I use only the words that I can really trust. I might try, I might experiment with the odd words to see if it doesn’t raise any strange expressions on the face of native speakers, but mostly I rely on the tried and true words and expressions that I know work and I’m much more conservative in using words than when I’m trying to understand what people are saying and this is perfectly normal. So I think it’s perfectly normal that your passive vocabulary in a foreign language might be 10 times your active vocabulary.

Say I’m learning Russian and one of my goals in learning Russian is to read Tolstoy, so I want to understand Tolstoy, I cannot presume to use words like Tolstoy. That’s just not going to happen. He is an artist, he creates using words, that’s his medium and I’m going to use all the words that he uses? I don’t think so. I want to understand the words that he uses and that’s perfectly legitimate.

To suggest that you’re going to use all the words that you can learn passively to me is not realistic. Furthermore, I think it’s counterproductive to say that if you come across a word you’re going to try and nail that word down until you can use it at will, until you can use it anywhere and so forth. That’s not realistic. It’s far more realistic to let your passive vocabulary grow through lots of reading and listening, lots of exposure, lots of enjoyment of the language, understanding what people are saying in conversation and not worrying about when those words convert into words that you can use. They will do so gradually.

If you try to nail down every single word you learn and convert it into something that you can use at will, of course your vocabulary will grow very slowly because it’s a very difficult thing to do. It’s not because you’re studying this list of words, it’s not because you’re going through flashcards that those words are going to stick for you. In fact, very often things that we study now won’t stick for us until six months later so it’s better to forget about it.

You learn it, you forgot it. You learn it, you forgot it.
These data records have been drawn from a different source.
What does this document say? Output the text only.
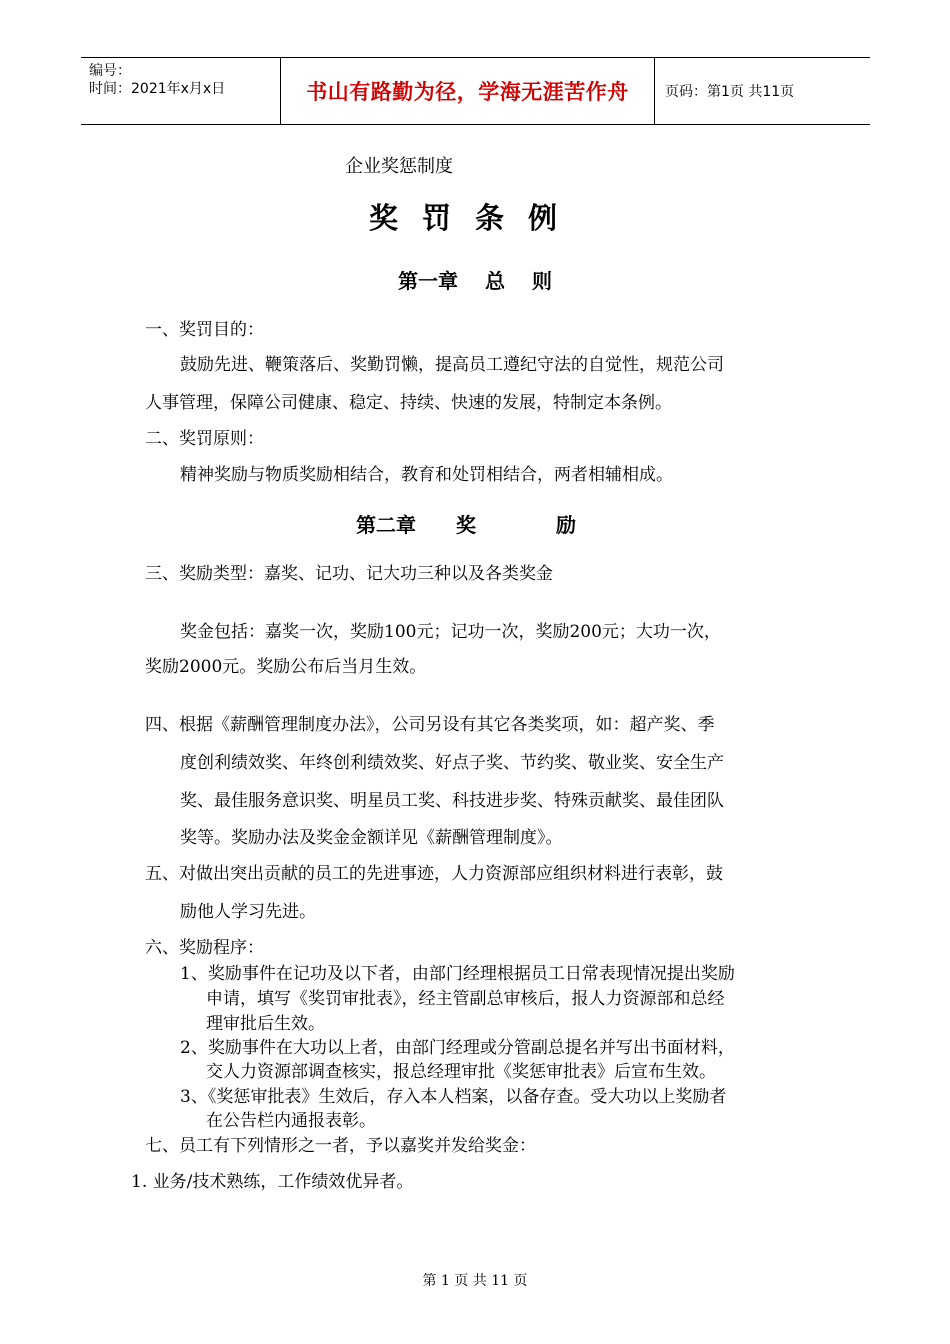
编号：
时间：2021年x月x日	书山有路勤为径，学海无涯苦作舟	页码：第1页 共11页
企业奖惩制度
奖罚条例
第一章 总 则
一、奖罚目的：
鼓励先进、鞭策落后、奖勤罚懒，提高员工遵纪守法的自觉性，规范公司
人事管理，保障公司健康、稳定、持续、快速的发展，特制定本条例。
二、奖罚原则：
精神奖励与物质奖励相结合，教育和处罚相结合，两者相辅相成。
第二章　　奖　　　　励
三、奖励类型：嘉奖、记功、记大功三种以及各类奖金
奖金包括：嘉奖一次，奖励100元；记功一次，奖励200元；大功一次，
奖励2000元。奖励公布后当月生效。
四、根据《薪酬管理制度办法》，公司另设有其它各类奖项，如：超产奖、季
度创利绩效奖、年终创利绩效奖、好点子奖、节约奖、敬业奖、安全生产
奖、最佳服务意识奖、明星员工奖、科技进步奖、特殊贡献奖、最佳团队
奖等。奖励办法及奖金金额详见《薪酬管理制度》。
五、对做出突出贡献的员工的先进事迹，人力资源部应组织材料进行表彰，鼓
励他人学习先进。
六、奖励程序：
1、奖励事件在记功及以下者，由部门经理根据员工日常表现情况提出奖励
申请，填写《奖罚审批表》，经主管副总审核后，报人力资源部和总经
理审批后生效。
2、奖励事件在大功以上者，由部门经理或分管副总提名并写出书面材料，
交人力资源部调查核实，报总经理审批《奖惩审批表》后宣布生效。
3、《奖惩审批表》生效后，存入本人档案，以备存查。受大功以上奖励者
在公告栏内通报表彰。
七、员工有下列情形之一者，予以嘉奖并发给奖金：
1. 业务/技术熟练，工作绩效优异者。
第 1 页 共 11 页
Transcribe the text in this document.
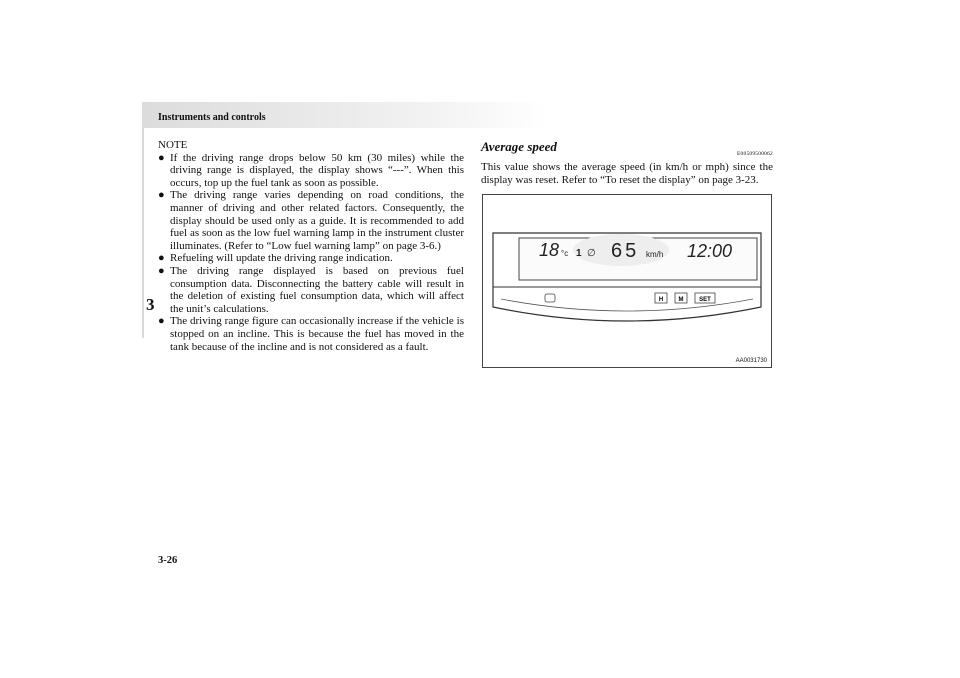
Instruments and controls
3
NOTE
● If the driving range drops below 50 km (30 miles) while the driving range is displayed, the display shows “---”. When this occurs, top up the fuel tank as soon as possible.
● The driving range varies depending on road conditions, the manner of driving and other related factors. Consequently, the display should be used only as a guide. It is recommended to add fuel as soon as the low fuel warning lamp in the instrument cluster illuminates. (Refer to “Low fuel warning lamp” on page 3-6.)
● Refueling will update the driving range indication.
● The driving range displayed is based on previous fuel consumption data. Disconnecting the battery cable will result in the deletion of existing fuel consumption data, which will affect the unit’s calculations.
● The driving range figure can occasionally increase if the vehicle is stopped on an incline. This is because the fuel has moved in the tank because of the incline and is not considered as a fault.
Average speed	E00509500062
This value shows the average speed (in km/h or mph) since the display was reset. Refer to “To reset the display” on page 3-23.
18 °c 1 ∅ 65 km/h 12:00
H	M	SET
AA0031730
3-26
You kind of can figure out what it means in a context. When you read you can’t yet figure out what it means when you hear it. It doesn’t matter, you just keep going. You exposure yourself to more content gradually and, surprisingly quickly, your passive vocabulary grows and it grows, largely, incidentally. In other words, most of the words I know in Czech I did not deliberately study on my flashcards. Most of the words I know in Czech, Russian or French are words that I just got to know because I had been reading so much. They kept on showing up, they’re similar to other words and I was able to infer the meaning and all of a sudden they’re part of my vocabulary, but my passive vocabulary.

Over a further period of time as I’m speaking more and searching for words, occasionally, I’ll reach back in there for one of those passive words, bring it out, use it and it worked. My native-speaker friend didn’t say, I don’t understand, he seemed to understand. Slowly these passive words are converted into active words, but in my opinion when we evaluate how many words we can learn and how many words we know it’s as passive words.

Learning Czech and Accumulating 100 Words a Day

I sat down to dinner with my wife, who is not a keen language learner. She speaks a few languages, but she’s not into this discussion at all. I just said, to you, when I ask you if you know a word in a foreign language, does it mean that you can use it or does it mean that you can understand it and she said that I can understand it.

So that’s my take on it. Be happy if you have passive vocabulary, focus on the passive vocabulary, increase your comprehension, your ability to understand what you read and what you hear and the active vocabulary will come. This is my advice, this is how I learn, you can do it however you want, but don’t get hung up on the idea that you have to use or be able to use all the words you learn because that’s very, very difficult to do.

So that’s my answer to my friend Neal Murray, who has been commenting on my blog. That’s my take on this whole issue of how quickly can we learn words and what we mean when we say we know a word. Thank you and I look forward to your comments.